Questions to be determined are:
- Which parent should the children live with most of the time;
- How should decisions be made about the children, particularly with regard to education and extra curricular activities; and
- How much parenting time (visitation) should the children have with the non-primary care parent?
The following facts are present in this case:
- The children are excelling in school and are at the top of their classes in reading, math and science;
- The children do not like the performance-mastery approach of mom and want to live most of the time with dad;
- The oldest child (13) excels at the piano while the younger child (10) struggles with the violin;
- Mom and dad agree that they have radically different parenting styles and strategies for raising the children.
POSITION #1: Tiger Mother should be primary residential parent, make all decisions about the children’s needs; parenting time with father “Manatee” should be limited so as not to interfere with the children’s exemplary performance in school.
RATIONALE FOR POSITION #1: Continue to emphasize the performance-mastery approach which has been the foundation of these children’s lives.

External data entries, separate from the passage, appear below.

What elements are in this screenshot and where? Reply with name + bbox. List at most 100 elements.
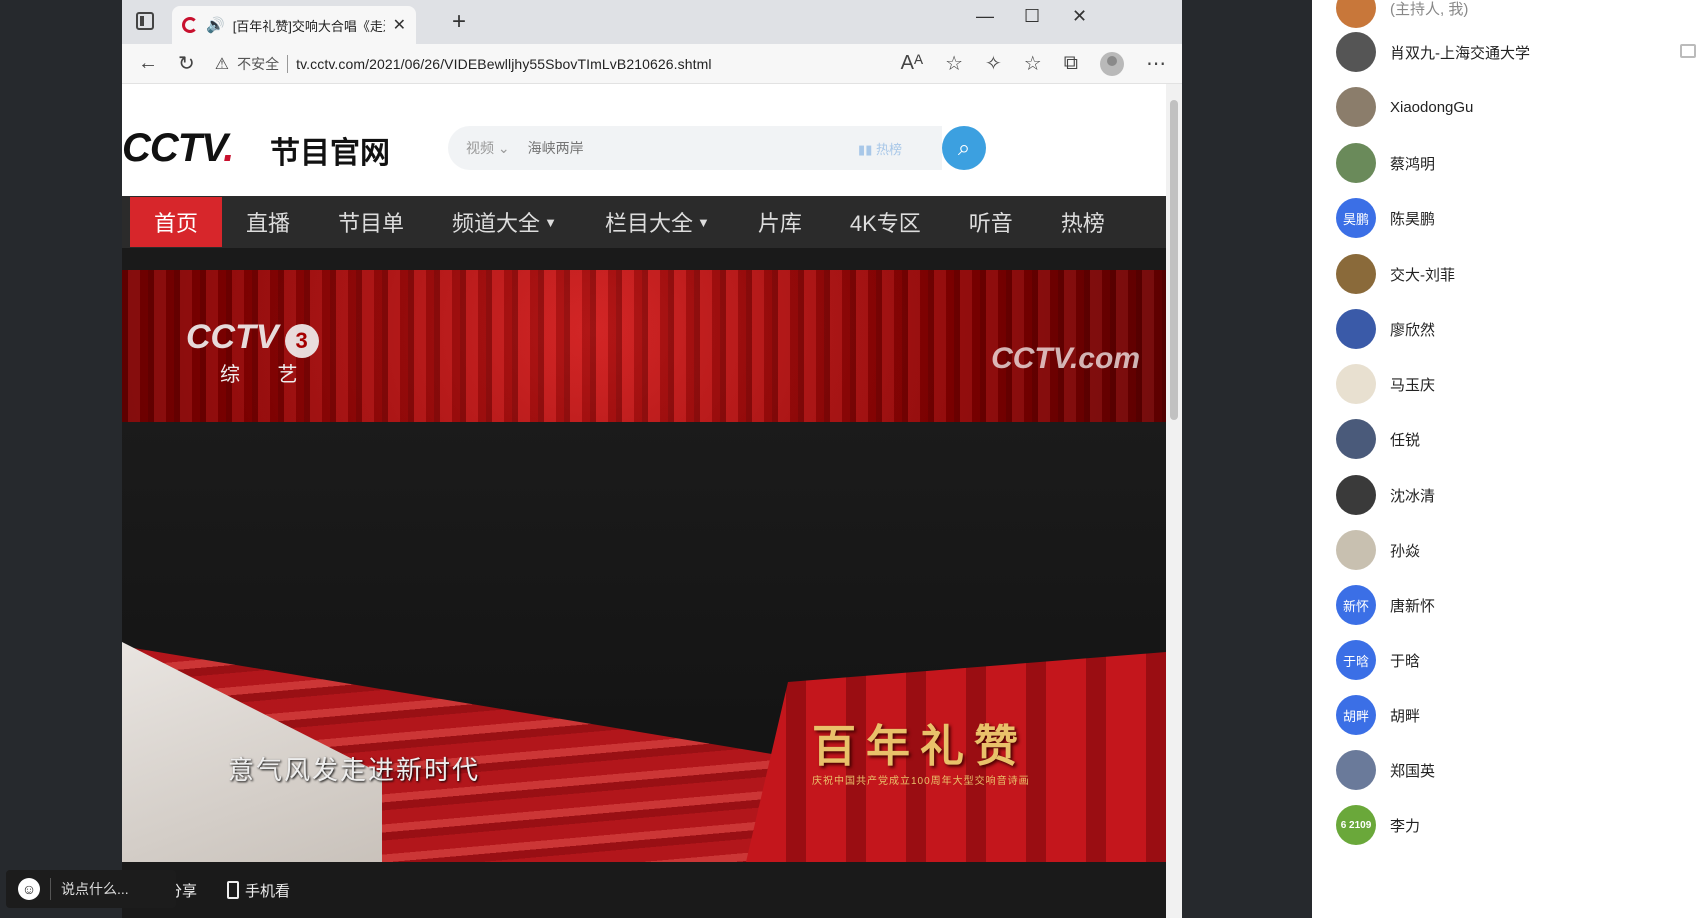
participant-item[interactable]: 于晗 于晗 [1336,640,1696,680]
search-category-label: 视频 [466,140,494,156]
cctv-logo[interactable]: CCTV. [122,126,234,171]
avatar [1336,254,1376,294]
channel-logo-text: CCTV [186,318,279,356]
read-aloud-icon[interactable]: Aᴬ [901,52,923,75]
participant-name: 交大-刘菲 [1390,266,1455,284]
nav-item-4k[interactable]: 4K专区 [826,197,945,247]
toolbar-actions: Aᴬ ☆ ✧ ☆ ⧉ ⋯ [901,51,1166,76]
logo-text: CCTV [122,126,224,170]
profile-avatar-icon[interactable] [1100,51,1124,76]
phone-icon [227,881,240,899]
participant-item[interactable]: 新怀 唐新怀 [1336,585,1696,625]
participant-item[interactable]: 交大-刘菲 [1336,254,1696,294]
search-button[interactable]: ⌕ [942,126,986,170]
search-category-select[interactable]: 视频 ⌄ [448,138,528,158]
avatar: 于晗 [1336,640,1376,680]
tab-actions-icon[interactable] [136,12,154,30]
browser-tab-active[interactable]: 🔊 [百年礼赞]交响大合唱《走进新时代》 ✕ [172,6,416,44]
channel-number: 3 [284,324,319,358]
participant-item[interactable]: 沈冰清 [1336,475,1696,515]
program-subtitle-overlay: 庆祝中国共产党成立100周年大型交响音诗画 [812,776,1030,787]
search-icon: ⌕ [957,135,971,160]
video-player[interactable]: CCTV 3 综 艺 CCTV.com 意气风发走进新时代 百年礼赞 庆祝中国共产… [122,248,1166,918]
participant-item[interactable]: 肖双九-上海交通大学 [1336,32,1696,72]
participant-item[interactable]: 昊鹏 陈昊鹏 [1336,198,1696,238]
avatar: 6 2109 [1336,805,1376,845]
participant-name: 马玉庆 [1390,376,1436,394]
emoji-icon[interactable]: ☺ [18,878,40,900]
close-window-icon[interactable]: ✕ [1072,6,1087,27]
nav-item-library[interactable]: 片库 [734,197,826,247]
scrollbar-thumb[interactable] [1170,100,1178,420]
collections-icon[interactable]: ⧉ [1064,52,1078,75]
participant-item[interactable]: XiaodongGu [1336,87,1696,127]
avatar [1336,143,1376,183]
favorites-icon[interactable]: ☆ [1024,51,1042,76]
cctv-favicon-icon [182,17,198,33]
nav-item-schedule[interactable]: 节目单 [314,197,428,247]
back-arrow-icon[interactable]: ← [138,52,158,75]
address-bar[interactable]: ⚠ 不安全 tv.cctv.com/2021/06/26/VIDEBewlljh… [215,49,881,79]
participant-name: 任锐 [1390,431,1421,449]
participant-name: (主持人, 我) [1390,0,1469,18]
security-label[interactable]: 不安全 [237,54,279,74]
avatar [1336,364,1376,404]
nav-item-home[interactable]: 首页 [130,197,223,247]
browser-titlebar: 🔊 [百年礼赞]交响大合唱《走进新时代》 ✕ + — ☐ ✕ [122,0,1182,44]
hot-label: 热榜 [875,141,902,157]
nav-label: 直播 [246,211,291,236]
participant-item[interactable]: 6 2109 李力 [1336,805,1696,845]
page-scrollbar[interactable] [1166,84,1182,918]
speaker-icon[interactable]: 🔊 [206,16,225,34]
participant-item[interactable]: 蔡鸿明 [1336,143,1696,183]
participant-item[interactable]: 廖欣然 [1336,309,1696,349]
chevron-down-icon: ⌄ [497,140,510,156]
camera-off-icon[interactable] [1680,44,1696,58]
new-tab-icon[interactable]: + [452,8,466,36]
avatar [1336,32,1376,72]
bar-chart-icon: ▮▮ [858,141,873,157]
browser-toolbar: ← ↻ ⚠ 不安全 tv.cctv.com/2021/06/26/VIDEBew… [122,44,1182,84]
participant-item[interactable]: 胡畔 胡畔 [1336,695,1696,735]
avatar [1336,419,1376,459]
nav-item-channels[interactable]: 频道大全 ▼ [428,197,581,247]
avatar: 胡畔 [1336,695,1376,735]
nav-item-programs[interactable]: 栏目大全 ▼ [581,197,734,247]
nav-label: 片库 [757,211,802,236]
participant-name: 郑国英 [1390,762,1436,780]
participant-name: 沈冰清 [1390,487,1436,505]
participant-item[interactable]: 任锐 [1336,419,1696,459]
nav-label: 4K专区 [849,211,921,236]
nav-item-live[interactable]: 直播 [222,197,314,247]
video-frame[interactable]: CCTV 3 综 艺 CCTV.com 意气风发走进新时代 百年礼赞 庆祝中国共产… [122,270,1166,862]
avatar [1336,750,1376,790]
nav-item-hot[interactable]: 热榜 [1037,197,1129,247]
add-favorite-icon[interactable]: ☆ [945,51,963,76]
participant-name: 廖欣然 [1390,321,1436,339]
chat-placeholder[interactable]: 说点什么... [61,879,129,899]
more-menu-icon[interactable]: ⋯ [1146,51,1166,76]
participant-item[interactable]: (主持人, 我) [1336,0,1696,28]
maximize-icon[interactable]: ☐ [1024,6,1040,27]
participant-item[interactable]: 郑国英 [1336,750,1696,790]
search-input[interactable] [527,140,859,156]
watch-on-phone-button[interactable]: 手机看 [227,880,290,901]
participant-item[interactable]: 马玉庆 [1336,364,1696,404]
participant-name: 于晗 [1390,652,1421,670]
url-text[interactable]: tv.cctv.com/2021/06/26/VIDEBewlljhy55Sbo… [296,56,711,72]
extensions-icon[interactable]: ✧ [985,51,1002,76]
participant-name: 唐新怀 [1390,597,1436,615]
hot-list-link[interactable]: ▮▮ 热榜 [858,139,942,158]
chat-input-box[interactable]: ☺ 说点什么... [6,870,176,908]
participant-name: 胡畔 [1390,707,1421,725]
logo-dot: . [223,126,234,170]
participant-item[interactable]: 孙焱 [1336,530,1696,570]
caret-down-icon: ▼ [544,214,557,230]
warning-icon[interactable]: ⚠ [215,54,229,74]
nav-label: 首页 [154,211,199,236]
nav-item-audio[interactable]: 听音 [945,197,1037,247]
close-tab-icon[interactable]: ✕ [393,15,406,35]
minimize-icon[interactable]: — [976,6,994,27]
participant-name: 陈昊鹏 [1390,210,1436,228]
refresh-icon[interactable]: ↻ [178,51,195,76]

POSITION #2: Joint parental decision making with a Domestic Relations Decision-Maker (DRDM) appointed to implement decisions when an impasse is reached. Each parent should have equal time (parenting Time) with the children.
RATIONALE FOR POSITION #2: Need to balance mastery-performance emphasis of mother with self-esteem development emphasis of father.
WHAT DO YOU THINK? WHAT OTHER POSITIONS COULD BE TAKEN?